Reposted from The Sudbury Star
Re: “Tories, Liberals clash over Ring of Fire” — Jan. 28.
The article, just as the arguing politicians did, ignores the First Nations elephant in the room.
Recent high court decisions, citing their right to be “consulted and accommodated,” have given First Nation bands in Canada a virtual veto over whether, and on what terms, any new project on Crown lands in their neighbourhood goes ahead.
These decisions, while representing a huge legal and economic windfall for First Nation bands, also represent a very harmful diminution of legitimate and necessary (necessary for rational economic development and for the welfare of all Canadians, regardless of race) Crown sovereignty.

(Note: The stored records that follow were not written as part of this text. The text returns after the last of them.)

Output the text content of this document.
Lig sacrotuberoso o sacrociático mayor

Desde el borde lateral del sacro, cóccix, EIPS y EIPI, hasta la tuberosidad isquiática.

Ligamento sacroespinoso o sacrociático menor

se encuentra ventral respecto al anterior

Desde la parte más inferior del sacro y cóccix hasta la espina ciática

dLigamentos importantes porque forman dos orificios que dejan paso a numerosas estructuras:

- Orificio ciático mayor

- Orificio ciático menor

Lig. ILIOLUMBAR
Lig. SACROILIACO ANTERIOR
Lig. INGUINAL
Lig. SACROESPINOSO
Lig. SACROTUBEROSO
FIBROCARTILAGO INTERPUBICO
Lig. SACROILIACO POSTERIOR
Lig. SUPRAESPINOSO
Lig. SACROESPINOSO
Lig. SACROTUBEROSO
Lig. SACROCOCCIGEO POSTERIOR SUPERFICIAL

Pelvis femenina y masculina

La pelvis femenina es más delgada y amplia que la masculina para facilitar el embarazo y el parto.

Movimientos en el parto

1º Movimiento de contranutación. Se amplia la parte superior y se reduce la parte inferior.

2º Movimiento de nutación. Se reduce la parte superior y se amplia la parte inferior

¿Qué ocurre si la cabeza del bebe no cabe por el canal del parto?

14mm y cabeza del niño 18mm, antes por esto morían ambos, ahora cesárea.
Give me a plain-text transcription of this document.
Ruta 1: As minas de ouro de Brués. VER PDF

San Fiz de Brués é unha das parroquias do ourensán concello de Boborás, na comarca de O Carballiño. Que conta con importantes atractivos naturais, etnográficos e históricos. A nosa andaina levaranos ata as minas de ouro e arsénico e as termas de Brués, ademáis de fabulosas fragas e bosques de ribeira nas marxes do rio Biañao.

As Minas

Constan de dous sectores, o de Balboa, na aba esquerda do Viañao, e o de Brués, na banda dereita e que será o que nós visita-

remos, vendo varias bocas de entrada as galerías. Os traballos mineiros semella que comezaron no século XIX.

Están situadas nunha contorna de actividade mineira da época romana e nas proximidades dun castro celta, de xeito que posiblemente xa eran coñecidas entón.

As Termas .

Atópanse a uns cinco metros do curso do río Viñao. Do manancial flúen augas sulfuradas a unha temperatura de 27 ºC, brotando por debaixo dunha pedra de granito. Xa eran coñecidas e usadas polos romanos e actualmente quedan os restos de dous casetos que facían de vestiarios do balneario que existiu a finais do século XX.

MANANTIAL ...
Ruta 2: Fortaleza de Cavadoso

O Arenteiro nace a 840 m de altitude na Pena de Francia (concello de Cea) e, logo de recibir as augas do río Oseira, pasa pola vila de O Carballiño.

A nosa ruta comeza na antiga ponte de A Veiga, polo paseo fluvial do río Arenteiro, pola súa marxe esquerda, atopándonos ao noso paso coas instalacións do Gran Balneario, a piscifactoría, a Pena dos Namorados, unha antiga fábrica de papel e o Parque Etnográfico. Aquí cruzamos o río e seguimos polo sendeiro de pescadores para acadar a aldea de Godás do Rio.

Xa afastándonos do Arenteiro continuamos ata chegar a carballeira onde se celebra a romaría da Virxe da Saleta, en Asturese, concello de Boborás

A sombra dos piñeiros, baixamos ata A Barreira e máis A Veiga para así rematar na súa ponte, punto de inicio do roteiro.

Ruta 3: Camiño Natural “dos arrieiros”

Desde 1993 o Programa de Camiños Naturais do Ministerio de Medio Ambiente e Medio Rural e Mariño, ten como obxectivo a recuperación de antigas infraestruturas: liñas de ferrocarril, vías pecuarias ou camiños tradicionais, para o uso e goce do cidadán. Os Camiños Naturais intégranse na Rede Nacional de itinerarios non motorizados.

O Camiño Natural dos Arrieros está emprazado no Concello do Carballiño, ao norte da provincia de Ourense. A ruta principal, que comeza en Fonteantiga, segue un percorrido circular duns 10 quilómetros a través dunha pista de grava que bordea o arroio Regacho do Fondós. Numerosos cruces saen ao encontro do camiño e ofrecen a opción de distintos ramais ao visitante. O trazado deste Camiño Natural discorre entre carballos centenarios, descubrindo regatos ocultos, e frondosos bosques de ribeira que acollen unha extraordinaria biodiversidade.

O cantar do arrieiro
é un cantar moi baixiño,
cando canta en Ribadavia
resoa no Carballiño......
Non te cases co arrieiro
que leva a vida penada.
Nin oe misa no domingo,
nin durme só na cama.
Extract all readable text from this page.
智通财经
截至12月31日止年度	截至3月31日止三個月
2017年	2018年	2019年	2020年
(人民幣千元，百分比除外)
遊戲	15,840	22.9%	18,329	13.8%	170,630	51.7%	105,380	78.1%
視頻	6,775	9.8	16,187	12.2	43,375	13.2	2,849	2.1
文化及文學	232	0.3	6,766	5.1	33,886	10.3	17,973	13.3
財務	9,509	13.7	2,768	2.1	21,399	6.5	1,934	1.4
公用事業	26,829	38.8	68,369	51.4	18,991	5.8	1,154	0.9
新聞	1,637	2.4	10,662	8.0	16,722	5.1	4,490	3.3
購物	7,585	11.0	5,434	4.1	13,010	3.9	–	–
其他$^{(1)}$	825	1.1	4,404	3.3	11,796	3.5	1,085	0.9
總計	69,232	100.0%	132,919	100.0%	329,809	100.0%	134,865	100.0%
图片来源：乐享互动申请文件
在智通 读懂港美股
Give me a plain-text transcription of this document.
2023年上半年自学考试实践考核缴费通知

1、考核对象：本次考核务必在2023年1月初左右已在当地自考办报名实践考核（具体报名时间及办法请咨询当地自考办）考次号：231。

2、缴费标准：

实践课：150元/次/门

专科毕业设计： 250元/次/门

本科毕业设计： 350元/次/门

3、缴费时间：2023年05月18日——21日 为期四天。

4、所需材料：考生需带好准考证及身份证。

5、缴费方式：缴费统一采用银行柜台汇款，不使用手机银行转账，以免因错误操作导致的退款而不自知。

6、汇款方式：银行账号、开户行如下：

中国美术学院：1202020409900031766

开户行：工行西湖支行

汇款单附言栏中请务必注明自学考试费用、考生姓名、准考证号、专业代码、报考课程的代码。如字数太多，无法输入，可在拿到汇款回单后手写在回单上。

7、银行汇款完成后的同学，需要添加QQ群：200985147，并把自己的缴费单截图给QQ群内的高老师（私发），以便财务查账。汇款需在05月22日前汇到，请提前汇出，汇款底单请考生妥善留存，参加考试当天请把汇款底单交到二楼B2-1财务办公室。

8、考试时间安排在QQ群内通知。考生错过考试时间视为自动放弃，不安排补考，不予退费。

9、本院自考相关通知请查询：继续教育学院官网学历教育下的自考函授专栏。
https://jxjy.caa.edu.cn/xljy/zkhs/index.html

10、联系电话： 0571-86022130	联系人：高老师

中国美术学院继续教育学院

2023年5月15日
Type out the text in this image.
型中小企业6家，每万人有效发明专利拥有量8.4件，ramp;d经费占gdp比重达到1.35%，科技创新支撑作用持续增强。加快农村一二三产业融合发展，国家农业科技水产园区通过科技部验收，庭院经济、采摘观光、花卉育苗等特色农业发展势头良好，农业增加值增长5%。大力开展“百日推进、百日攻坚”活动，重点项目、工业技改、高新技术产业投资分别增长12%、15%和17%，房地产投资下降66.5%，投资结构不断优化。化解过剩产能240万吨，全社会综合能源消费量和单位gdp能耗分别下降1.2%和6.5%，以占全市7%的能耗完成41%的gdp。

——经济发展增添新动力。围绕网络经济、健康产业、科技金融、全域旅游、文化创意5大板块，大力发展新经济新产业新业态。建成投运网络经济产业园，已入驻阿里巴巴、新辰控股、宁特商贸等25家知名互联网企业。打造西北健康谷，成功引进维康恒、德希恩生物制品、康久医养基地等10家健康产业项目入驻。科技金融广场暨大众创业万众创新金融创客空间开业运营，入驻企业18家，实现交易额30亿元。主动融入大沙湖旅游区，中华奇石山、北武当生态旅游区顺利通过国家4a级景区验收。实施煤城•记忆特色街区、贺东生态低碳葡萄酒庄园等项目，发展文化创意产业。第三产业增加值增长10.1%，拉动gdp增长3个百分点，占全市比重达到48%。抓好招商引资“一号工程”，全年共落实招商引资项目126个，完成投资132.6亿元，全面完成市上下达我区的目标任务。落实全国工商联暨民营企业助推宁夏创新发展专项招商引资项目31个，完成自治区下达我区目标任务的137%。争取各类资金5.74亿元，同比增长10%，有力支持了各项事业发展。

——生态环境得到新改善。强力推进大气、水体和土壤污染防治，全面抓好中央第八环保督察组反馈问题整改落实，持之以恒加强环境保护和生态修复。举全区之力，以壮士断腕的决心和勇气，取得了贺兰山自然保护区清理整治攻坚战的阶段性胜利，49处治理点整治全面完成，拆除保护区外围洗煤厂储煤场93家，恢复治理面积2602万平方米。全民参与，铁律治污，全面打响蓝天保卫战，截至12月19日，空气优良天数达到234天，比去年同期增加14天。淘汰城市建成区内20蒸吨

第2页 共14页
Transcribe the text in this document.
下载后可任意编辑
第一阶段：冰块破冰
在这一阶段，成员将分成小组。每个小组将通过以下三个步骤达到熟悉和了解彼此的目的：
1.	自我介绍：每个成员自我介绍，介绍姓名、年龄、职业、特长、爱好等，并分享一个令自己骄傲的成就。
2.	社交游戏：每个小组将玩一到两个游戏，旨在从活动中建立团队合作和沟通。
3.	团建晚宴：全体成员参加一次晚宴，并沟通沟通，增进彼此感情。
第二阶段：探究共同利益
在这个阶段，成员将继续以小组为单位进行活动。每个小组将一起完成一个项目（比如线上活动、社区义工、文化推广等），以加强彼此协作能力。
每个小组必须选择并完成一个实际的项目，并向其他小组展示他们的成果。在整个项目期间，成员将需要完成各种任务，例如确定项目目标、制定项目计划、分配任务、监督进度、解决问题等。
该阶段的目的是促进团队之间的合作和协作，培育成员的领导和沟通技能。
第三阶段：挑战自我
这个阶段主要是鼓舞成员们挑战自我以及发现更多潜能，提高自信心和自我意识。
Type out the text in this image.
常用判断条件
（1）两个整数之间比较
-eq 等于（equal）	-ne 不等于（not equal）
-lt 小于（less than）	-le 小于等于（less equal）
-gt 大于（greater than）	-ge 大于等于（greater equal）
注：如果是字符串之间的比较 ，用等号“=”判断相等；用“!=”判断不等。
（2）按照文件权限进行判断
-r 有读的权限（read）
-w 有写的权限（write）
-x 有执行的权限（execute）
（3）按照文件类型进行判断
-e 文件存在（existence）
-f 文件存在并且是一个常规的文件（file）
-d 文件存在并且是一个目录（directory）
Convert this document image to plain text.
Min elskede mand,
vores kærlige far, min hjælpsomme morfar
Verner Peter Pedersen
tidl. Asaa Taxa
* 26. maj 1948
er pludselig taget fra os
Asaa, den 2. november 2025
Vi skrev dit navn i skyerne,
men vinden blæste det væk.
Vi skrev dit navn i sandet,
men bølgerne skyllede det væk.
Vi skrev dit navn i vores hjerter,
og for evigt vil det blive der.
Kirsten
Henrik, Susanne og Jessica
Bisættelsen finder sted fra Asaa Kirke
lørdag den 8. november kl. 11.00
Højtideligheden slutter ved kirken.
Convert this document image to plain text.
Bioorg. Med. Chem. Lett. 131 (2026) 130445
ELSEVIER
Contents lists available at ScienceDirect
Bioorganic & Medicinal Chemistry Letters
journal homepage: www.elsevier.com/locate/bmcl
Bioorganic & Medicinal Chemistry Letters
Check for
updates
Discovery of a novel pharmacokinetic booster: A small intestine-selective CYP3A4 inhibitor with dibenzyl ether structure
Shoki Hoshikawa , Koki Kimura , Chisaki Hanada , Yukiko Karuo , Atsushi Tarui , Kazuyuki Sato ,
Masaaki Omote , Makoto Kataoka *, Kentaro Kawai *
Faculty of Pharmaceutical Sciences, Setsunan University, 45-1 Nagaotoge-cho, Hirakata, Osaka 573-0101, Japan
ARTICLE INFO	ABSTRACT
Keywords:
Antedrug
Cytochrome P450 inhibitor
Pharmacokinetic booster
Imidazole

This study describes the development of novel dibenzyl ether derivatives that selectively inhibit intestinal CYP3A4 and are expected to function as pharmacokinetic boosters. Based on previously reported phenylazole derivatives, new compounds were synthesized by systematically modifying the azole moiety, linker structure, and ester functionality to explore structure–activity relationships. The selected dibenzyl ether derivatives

Instead of there being two founts of legal sovereignty in Canada, as was traditionally the case since Confederation — the provincial Crowns and the federal Crown — in the area of economic development on Crown lands, we now have three — the third being First Nations bands.
This was basically confirmed by former Ontario cabinet minister George Smitherman, now a paid consultant to Greenstone, one of the contenders for the chromite processing facility for Cliff Natural Resources’ Black Thor deposit, and more importantly, the Matawa Tribal Council, when he recently said that “First Nations will have the ultimate say on how the Ring of Fire mineral developments will unfold, and that includes the location of the proposed ferrochrome smelter.”
As all the politicians well know, but are afraid to tell people, the Black Thor project will not go ahead in anything like a timely, rational fashion unless every First Nations band remotely nearby is “accommodated” to its satisfaction; that is, with jobs, contracts and even equity participation.
There is the unenviable, and sometimes even surreal, task of the excellent and well-meaning Ring of Fire Secretariat, Christine Kaszycki, to try to find out what each First Nations band’s payoff “accommodation” bottom line demands are and then try to get the other players to agree with them.
Nipissing MPP Vic Fedeli should not be criticizing her. She’s trying her best to do a difficult, if not impossible, job.
Instead, he should be roundly lambasting all the provincial and federal politicians and civil service elites who, over the last 10 years, have timidly stood by as silent, unprotesting and passive enablers as our high courts in Ottawa and Toronto have surely and steadily emasculated Crown sovereignty to the extent that, with respect to economic development on Crown lands, our elected governments are no longer ultimate masters in their own respective houses, and worth projects like Black Thor are held hostage to uncertain, ill-defined, unending economic shakedown-like accommodation and consultation process.